Getting started
title: "Deployment" description: "Self-hosting reference for the LintPDF OSS engine — environment variables, supporting services, Docker / Railway / single-node topology, and the OSS-mode hard-fail toggles." group: "Getting started" order: 2
Deployment
This guide covers self-hosting the LintPDF OSS engine — running it
standalone, without the hosted SaaS shell at lintpdf.com. For the
high-level overview see README.md; for the
architectural picture see docs/ARCHITECTURE.md.
What the OSS engine ships
When booted with LINTPDF_SAAS_MODE=false, the following routes
are mounted:
| Route | Purpose |
|---|---|
GET /health, GET /ready | Liveness + readiness (DB / Redis check) |
GET /api/v1/ai/health | AI subsystem readiness probe |
POST /api/v1/jobs | Submit a PDF for preflight |
GET /api/v1/jobs/{id} | Poll job status + retrieve findings |
GET /api/v1/jobs/{id}/state | One-call snapshot (job + reports + annotations + verdicts) |
GET /api/v1/jobs | List jobs |
DELETE /api/v1/jobs/{id} | Delete job + its artifacts |
POST /api/v1/jobs/{id}/rerun_audit | Re-run AI audit on existing findings |
POST /api/v1/jobs/{id}/findings/{fid}/explain | Per-finding AI explanation |
GET /api/v1/jobs/{id}/epm | EPM (Engineering Production Match) verdict |
GET /api/v1/jobs/{id}/decisions | Audit log of human-in-the-loop verdict overrides |
GET/POST /api/v1/viewer/jobs/{id}/... | Viewer config + capability fetches |
POST /api/v1/viewer/jobs/{id}/annotations[/...] | Annotation CRUD |
POST /api/v1/reports/jobs/{id} | Mint HTML / PDF / JSON / annotated reports |
POST /api/v1/batch | Batch submit (multiple PDFs in one call) |
GET /api/v1/profiles[/...] | Built-in preflight profile resolution |
GET /api/v1/icc-profiles[/...] | Substrate ICC profile lookup |
What is NOT in OSS mode: tenant CRUD, API-key issuance, Stripe billing, the trial intake flow, brand profile management, custom domain probing, approval workflows, file-pack purchases, AI credit grants, the admin console, and the white-label-aware report mint. Those live behind the SaaS shell, which proprietarily consumes the OSS engine as a Python dep.
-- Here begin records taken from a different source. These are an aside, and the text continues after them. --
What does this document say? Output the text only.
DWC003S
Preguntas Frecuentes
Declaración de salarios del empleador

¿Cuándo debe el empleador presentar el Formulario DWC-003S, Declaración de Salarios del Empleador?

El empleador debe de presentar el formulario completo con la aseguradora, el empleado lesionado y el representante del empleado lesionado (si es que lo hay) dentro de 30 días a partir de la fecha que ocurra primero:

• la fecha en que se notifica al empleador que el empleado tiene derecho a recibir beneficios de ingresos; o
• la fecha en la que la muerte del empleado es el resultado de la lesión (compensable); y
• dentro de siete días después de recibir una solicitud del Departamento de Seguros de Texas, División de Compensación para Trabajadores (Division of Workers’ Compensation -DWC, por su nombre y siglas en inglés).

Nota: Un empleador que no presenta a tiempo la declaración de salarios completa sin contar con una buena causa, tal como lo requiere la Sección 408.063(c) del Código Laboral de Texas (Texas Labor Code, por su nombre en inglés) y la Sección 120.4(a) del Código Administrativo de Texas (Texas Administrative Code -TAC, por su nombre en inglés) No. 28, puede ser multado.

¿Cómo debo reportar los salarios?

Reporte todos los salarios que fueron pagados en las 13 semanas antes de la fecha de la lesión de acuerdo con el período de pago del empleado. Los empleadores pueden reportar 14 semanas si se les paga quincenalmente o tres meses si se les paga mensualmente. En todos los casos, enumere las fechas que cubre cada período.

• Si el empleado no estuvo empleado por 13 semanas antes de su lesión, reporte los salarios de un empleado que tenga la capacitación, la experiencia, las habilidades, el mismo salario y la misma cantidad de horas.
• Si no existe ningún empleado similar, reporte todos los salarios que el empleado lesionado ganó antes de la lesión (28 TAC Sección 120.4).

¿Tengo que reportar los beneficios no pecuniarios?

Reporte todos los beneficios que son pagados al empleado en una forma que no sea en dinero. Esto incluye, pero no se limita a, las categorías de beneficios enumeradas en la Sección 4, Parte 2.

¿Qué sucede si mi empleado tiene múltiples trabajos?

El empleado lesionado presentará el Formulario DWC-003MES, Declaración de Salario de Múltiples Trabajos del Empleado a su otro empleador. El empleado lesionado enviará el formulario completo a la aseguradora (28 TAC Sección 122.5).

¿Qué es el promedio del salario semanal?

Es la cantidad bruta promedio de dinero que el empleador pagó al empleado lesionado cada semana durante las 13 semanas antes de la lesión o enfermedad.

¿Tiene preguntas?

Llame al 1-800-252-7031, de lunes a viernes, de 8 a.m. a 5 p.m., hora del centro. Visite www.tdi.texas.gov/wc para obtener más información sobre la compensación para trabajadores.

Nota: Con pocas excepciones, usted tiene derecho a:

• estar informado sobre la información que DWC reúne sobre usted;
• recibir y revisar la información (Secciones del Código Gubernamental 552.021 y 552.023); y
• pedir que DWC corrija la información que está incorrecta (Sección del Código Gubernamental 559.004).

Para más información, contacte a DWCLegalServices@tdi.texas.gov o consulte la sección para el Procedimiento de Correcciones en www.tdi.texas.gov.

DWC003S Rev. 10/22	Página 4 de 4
Required environment variables
| Var | Required? | Purpose |
|---|---|---|
LINTPDF_SAAS_MODE=false | yes (for OSS deploy) | Skips SaaS-only routers at boot. Default true mounts everything (the hosted SaaS layout). |
LINTPDF_SECRET_KEY | yes in production | Signs viewer JWTs and share-link tokens. Production refuses to boot with the default 'change-me-in-production' value. Generate with openssl rand -hex 32. |
LINTPDF_ENVIRONMENT | optional | One of production (default), staging, development. Dev mode bypasses the secret-key + CORS hard-fails so local hacking works. |
LINTPDF_CORS_ALLOW_ORIGINS | optional | Comma-separated origin allowlist for browser callers. Defaults to https://lintpdf.com,https://app.lintpdf.com — set to your origin(s). Production refuses '*'. |
LINTPDF_DATABASE_URL | yes | PostgreSQL connection string. Engine tables run via Alembic on first boot. |
LINTPDF_REDIS_URL | yes | Redis used for rate limiting + tile-warming locks. |
LINTPDF_GPU_INFERENCE_URL | optional | Point at the AI inference service if running with AI features. Without it, AI analyzers self-skip. |
S3_* / LINTPDF_S3_* | yes if using object storage | R2 / S3 credentials for PDF + report storage. |
LINTPDF_CLAMAV_URL | optional | If set, every upload is scanned. Best-effort fail-open by default (set LINTPDF_CLAMAV_REQUIRED=1 to fail-closed). |
LINTPDF_AUTH_MODE | optional | required (default) — every tenant-scoped route requires a valid API key. open — bypass API key checks and inject a built-in OSS sentinel tenant. Use only when access is gated upstream (e.g. behind your own auth gateway) or on a demo box. |
Boot a server (pip)
# Install from PyPI
pip install lintpdf
# Or pin to a specific git ref:
# pip install "lintpdf @ git+https://github.com/printwithsynergy/lint-pdf.git@main"
# Minimum viable env
export LINTPDF_SAAS_MODE=false
export LINTPDF_SECRET_KEY=$(openssl rand -hex 32)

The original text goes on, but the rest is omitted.